Lucy, ekran karşısında asla dekolte giymediğini söylüyor, bunun izleyicilerinde yanlış bir fikir oluşturabileceğini düşünüyor. Kara mizahtan hoşlanıyor ve ara sıra küfürlü konuşabiliyor ama bunu asla kanalına yansıtmıyor. Lucy’nin babası, en büyük hayranlarından biri ve “Nasıl davranırsam babamı üzerim” diye düşündüğünde, ona bir yol haritası çıkmış oluyor.

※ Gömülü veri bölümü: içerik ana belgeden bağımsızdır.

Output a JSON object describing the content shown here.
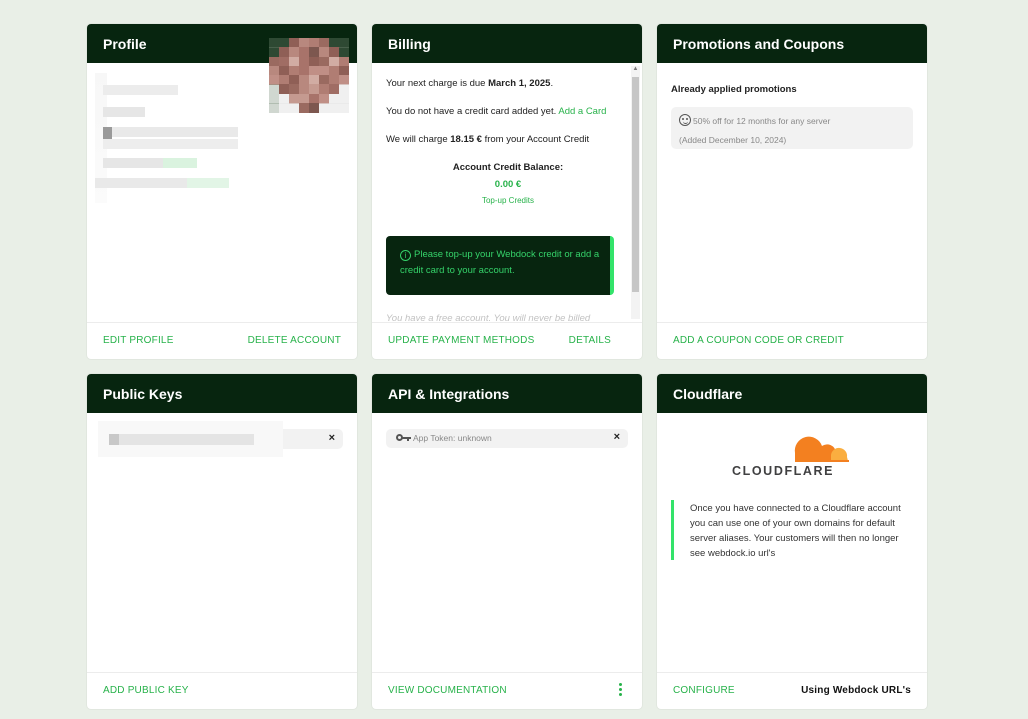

Tabii bu durum yine de rahatsız edici durumlarla karşılaşmasına engel değil. Başka bir İngilizce öğretmeni onunla ilgili çirkin bir video çekmiş. Lucy, gerçek dışı ithamlarla ve hakaretler eşliğinde “eleştiren” bu kişilere asla yanıt vermediğini ve vermeyeceğini söylüyor. “Bir insanı böyle hakaret ve yalan içerikli bir video yapıyorsa, onun hayatta iyi bir yerde olduğunu söyleyemeyiz, ben de durumu daha kötüleştirmek istemem” diyor. “Bu tip insanlarla girilen savaşı kazanamazsınız” diye ekliyor.
Sosyal medya kullanıcılarında da güçlü bir mesaj vermiş oluyor Lucy:
Gerçekle ilgisi olmayan cümlelerle size sataşan, karalamaya çalışan, işi hakarete kadar götüren kişilere cevap vermeyin.
Alex ekliyor, “İnsanlar bazen sadece nefret etmenin zevkini ve eğlencesini yaşamak için bunu yaparlar, ben aldırmıyorum, siz de aldırmayın.”